A major strand of UKELA’s work on Brexit is to scope for issues that many need addressing under the Great Repeal Bill. Whilst we do not yet have sight of the Bill, the Conservative Government’s March 2017 White Paper outlines key elements of their proposed approach.
Impact on the Statute Book
The headline purpose of the Bill is to repeal the European Communities Act 1972 (ECA) so as to implement the decision to leave the EU and ‘take back control’ of our laws.
Much of the White Paper, however, focuses on how the Bill will ‘ensure that wherever practical and sensible, the same laws and rules will apply immediately before and immediately after our departure’. This will be done by:
converting directly applicable EU regulations and decisions into UK law; and
preserving domestic laws that implement EU law. This is a hugely important task in the environmental field, as so many environmental regulations have been made under powers in section 2(2) ECA.
The Bill will also create a ‘power to correct the statute book where necessary, to rectify problems occurring as a consequence of leaving the EU’. The White Paper anticipates some 800-1000 pieces of secondary legislation under this power, to ‘correct’ both secondary and primary legislation. It cites provisions that refer to the UK’s ‘EU obligations’ or to European institutions as examples of problems that may need rectifying in this way.

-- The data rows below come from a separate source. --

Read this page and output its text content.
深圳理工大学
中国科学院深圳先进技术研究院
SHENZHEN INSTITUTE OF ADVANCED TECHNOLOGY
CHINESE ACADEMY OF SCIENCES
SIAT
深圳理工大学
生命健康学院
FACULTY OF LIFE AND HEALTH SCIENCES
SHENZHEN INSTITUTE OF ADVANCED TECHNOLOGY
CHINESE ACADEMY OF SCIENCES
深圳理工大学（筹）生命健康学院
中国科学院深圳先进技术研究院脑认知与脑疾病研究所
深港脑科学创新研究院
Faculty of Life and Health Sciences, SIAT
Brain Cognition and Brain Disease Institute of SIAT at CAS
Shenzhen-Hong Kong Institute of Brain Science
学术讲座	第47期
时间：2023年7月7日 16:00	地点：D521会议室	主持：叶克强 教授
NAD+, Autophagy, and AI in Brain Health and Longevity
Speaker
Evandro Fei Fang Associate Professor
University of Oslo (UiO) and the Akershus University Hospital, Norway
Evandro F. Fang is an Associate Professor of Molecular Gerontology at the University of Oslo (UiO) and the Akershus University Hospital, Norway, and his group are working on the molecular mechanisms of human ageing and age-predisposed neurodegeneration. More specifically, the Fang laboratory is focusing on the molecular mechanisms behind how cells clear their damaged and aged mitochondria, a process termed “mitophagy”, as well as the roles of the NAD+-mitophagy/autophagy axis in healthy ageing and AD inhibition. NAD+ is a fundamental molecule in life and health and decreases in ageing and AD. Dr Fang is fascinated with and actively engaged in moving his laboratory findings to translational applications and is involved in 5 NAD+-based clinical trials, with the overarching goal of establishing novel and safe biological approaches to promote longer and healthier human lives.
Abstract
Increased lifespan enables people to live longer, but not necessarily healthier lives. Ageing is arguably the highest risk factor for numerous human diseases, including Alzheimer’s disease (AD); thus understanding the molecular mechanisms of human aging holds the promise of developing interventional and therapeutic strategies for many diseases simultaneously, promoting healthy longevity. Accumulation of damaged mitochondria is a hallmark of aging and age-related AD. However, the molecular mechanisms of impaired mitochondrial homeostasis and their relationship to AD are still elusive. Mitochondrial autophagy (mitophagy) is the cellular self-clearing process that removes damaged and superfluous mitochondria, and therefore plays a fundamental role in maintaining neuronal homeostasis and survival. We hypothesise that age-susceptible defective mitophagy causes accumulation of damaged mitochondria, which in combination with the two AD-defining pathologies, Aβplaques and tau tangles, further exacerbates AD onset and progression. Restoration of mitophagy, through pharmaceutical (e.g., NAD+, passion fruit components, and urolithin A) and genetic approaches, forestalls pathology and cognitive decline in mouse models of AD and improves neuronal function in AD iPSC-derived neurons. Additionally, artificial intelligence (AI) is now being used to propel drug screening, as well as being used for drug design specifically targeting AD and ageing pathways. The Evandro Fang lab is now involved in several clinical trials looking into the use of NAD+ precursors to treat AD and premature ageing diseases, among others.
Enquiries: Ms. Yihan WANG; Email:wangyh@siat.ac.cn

The power to make secondary legislation on a massive scale is likely to prove the most contentious aspect of the Bill. In the environmental field, there will be fears that it could be used as a vehicle for deregulation and downgrading levels of environmental protection. More generally, there will inevitably be concerns at the lack of Parliamentary scrutiny attached to secondary legislation, and resistance to new ‘Henry VIII’ powers.
Recognising these concerns, the White Paper cites the ‘need to ensure that the right balance is struck between the need for scrutiny and the need for speed’. It indicates that:
‘the power will not be available where Government wishes to make a policy change which is not designed to deal with deficiencies in preserved EU-derived law arising out of our exit from the EU’; and
‘the power will be time-limited’, as most of the changes will need to be made before withdrawal from the EU.
Whilst these limitations seem appropriate to the purpose of the Bill, they raise the question of how future governments will be able to legislate to bring in new environmental policies. Limits on Parliamentary time will mean there is little scope for new primary legislation. Further, after Brexit governments may struggle to find the necessary powers to make regulations in some areas. Examples are nature conservation and water pollution, where heavy reliance has been made on powers in section s2(2) of the ECA to legislate by regulations. Under the Great Repeal Bill, section 2(2) will be repealed, and the White Paper makes no mention of new powers to replace it to bring in policy changes unrelated to Brexit.
Interpretation of EU law after Brexit
After Brexit, questions of interpretation of EU law will be a matter for our national courts, as the CJEU will cease to have jurisdiction. The White Paper states that the Bill will not require domestic courts to consider the CJEU’s jurisprudence. However, it also indicates that questions of interpretation ‘will be determined in the UK courts by reference to the CJEU’s case law as it exists on the day we leave the EU’. The Great Repeal Bill will provide that ‘historic CJEU case law be given the same binding, or precedent, status in our courts as decisions of our own Supreme Court’. The White Paper indicates that the Government would expect the Supreme Court to take a ‘sparing approach’ to departing from CJEU case law.
The White Paper leaves it open as to how courts should approach future CJEU case law, raising the possibility of a divergence of approach. It does, though, also state that after Brexit ‘our courts will continue to be able to look to the treaty provisions in interpreting EU laws that are preserved’. This would perhaps allow for a continued, purposive approach to interpretation, and for domestic courts to be steered towards taking a similar approach to the CJEU in future cases.